There was a time when obscure Japanese gaming was so restricted that Western gamers had no choice but to resort to importing. It still happens but these days publishers tend to take bigger risks by releasing Japanese oriented video-games in the Western world.
The latest gamble from Capcom is the peculiar Asura’s Wrath that is bursting with everything that makes Japanese culture so fascinating. But will it all prove to be too much for Western gamers to handle or will it finally bridge the gap between Western and Japanese gaming?
Describing Asura’s Wrath is a difficult task in that it’s not a typical video-game but it also can’t be described as an artistic indie project. It’s ironic that Asura’s Wrath has so many fighting moments but yet most of them come down to quick time events.
Japanese developers have long struggled to find the perfect balance when it comes to cut-scenes. It’s hard to forget the increasingly longer periods of time spent looking at cut-scenes with each new Metal Gear Solid iteration. Asura’s Wrath suffers from the same issue but it attempts to keep the player busy by adding a lot of quick time events.
The cut-scenes in Asura’s Wrath have some of the best animation work in a video-game. Anyone would be forgiven to think that Asura’s Wrath was based on an actual anime (Japanese cartoon) or even be an anime itself. It’s difficult not to be awestruck when the main character is fending off an index finger the size of a planet with just his fists. It’s images like this that makes it worth sticking with the hours of cut-scenes that Asura’s Wrath has to offer.
It’s possible to do actual fighting when not being amazed by the visuals and insane cinematic fights. In fact it’s the fighting that triggers most of the cut-scenes. Defeating enemies will increase the burst bar which activates Asura’s titular wrath. Combat consists of weak and strong attacks which can be used in conjunction to create powerful combos.
It’s a solid combat system which is why it is a shame to not see it being used for longer periods of time. Other aspects of combat come in the form of on rail sequences. These tend to involve Asura running while being able to fire rapid attacks at enemies. One of Asura’s best move though is a rage meter that makes him invincible when it is filled up.

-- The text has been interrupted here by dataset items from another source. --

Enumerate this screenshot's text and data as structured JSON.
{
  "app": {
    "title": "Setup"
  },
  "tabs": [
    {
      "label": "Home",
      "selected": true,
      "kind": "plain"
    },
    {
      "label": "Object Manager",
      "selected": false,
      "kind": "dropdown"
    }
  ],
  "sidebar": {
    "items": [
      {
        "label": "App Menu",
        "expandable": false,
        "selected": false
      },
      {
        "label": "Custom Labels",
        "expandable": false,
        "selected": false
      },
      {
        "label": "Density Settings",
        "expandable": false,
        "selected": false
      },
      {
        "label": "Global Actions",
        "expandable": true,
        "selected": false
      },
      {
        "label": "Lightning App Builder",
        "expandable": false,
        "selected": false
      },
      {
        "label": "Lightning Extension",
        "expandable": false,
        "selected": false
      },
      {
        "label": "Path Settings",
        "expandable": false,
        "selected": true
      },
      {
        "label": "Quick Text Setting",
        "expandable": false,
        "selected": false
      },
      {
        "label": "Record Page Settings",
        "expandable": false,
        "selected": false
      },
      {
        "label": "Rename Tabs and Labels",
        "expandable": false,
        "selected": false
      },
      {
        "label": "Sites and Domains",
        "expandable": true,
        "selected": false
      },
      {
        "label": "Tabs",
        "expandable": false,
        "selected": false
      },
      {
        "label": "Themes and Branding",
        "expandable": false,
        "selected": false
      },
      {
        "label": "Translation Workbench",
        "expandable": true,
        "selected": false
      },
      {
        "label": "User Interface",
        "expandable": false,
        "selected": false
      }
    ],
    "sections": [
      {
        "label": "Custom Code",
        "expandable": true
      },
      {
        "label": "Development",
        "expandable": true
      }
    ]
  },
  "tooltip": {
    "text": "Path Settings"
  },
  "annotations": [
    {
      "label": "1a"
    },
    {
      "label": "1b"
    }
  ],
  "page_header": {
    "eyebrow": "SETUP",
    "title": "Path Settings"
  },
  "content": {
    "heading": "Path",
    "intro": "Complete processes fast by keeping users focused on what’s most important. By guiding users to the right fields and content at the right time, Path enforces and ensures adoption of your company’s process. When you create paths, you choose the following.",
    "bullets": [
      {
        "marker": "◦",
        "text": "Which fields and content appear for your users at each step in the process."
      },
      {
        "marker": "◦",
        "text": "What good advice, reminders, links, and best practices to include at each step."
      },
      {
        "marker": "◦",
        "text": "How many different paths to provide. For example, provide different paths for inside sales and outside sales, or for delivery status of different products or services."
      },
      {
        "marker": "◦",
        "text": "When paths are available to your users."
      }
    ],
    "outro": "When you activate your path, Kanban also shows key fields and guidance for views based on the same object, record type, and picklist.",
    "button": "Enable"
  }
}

Perhaps one of the reasons why the combat sequences are so enjoyable is the enemies that Asura has to defeat. These range from weak foes to a giant turtle that will spin and kick its way around until being put to rest by Asura’s fists. Some of the later boss fights are also inspiring and do a superb job of integrating quick time events with combat sequences.
Ultimately Asura’s Achilles’ knee is that it is just too short when compared to similar video-games. Those few hours it offers are great but the ending is bound to leave players asking for me. Maybe it’s the fact that the game is filled with so many cut-scenes.
It could have benefited from having more combat sequences or just stretching the length of the ones already in the video-game. The problem with criticising the length of Asura’s Wrath is that the short time spent on it is fairly enjoyable. The saving grace is the ability to unlock extras such as different burst gauges, which will change how it is played.
Unfortunately looking back at the story for Asura’s Wrath is akin to having spent an hour watching a Japanese talk show. It focuses so heavily on the stylish over the top key scenes, that it forgets basic rules of story telling, such as natural progression. Asura’s journey eventually comes to a an end of sorts but it’s never too clear how he got there.
It’s like being told a story about a special trip to Japan without actually sharing any details about what happened in Japan. This doesn’t mean that Asura’s Wrath story isn’t enjoyable but just that the development team doesn’t seem to care much for smaller details. In all honest, it’s not surprising as anyone that watches anime will know that it often makes very little sense.
Asura’s Wrath is a strange video-game in that it tries to stray away from familiar features. It works best when it’s in the middle of a major fight with all the insane fighting moves that the characters like pulling off.
However, the pleasant but short time spent playing will leave players wondering why it couldn’t last longer. Anyone that is into anime will benefit from playing it but others will probably find themselves utterly baffled.
Unfortunately Asura’s Wrath is not the video-game that will bridge that gap between Western and Japanese gaming, but at least it’s an enjoyable experience while it lasts.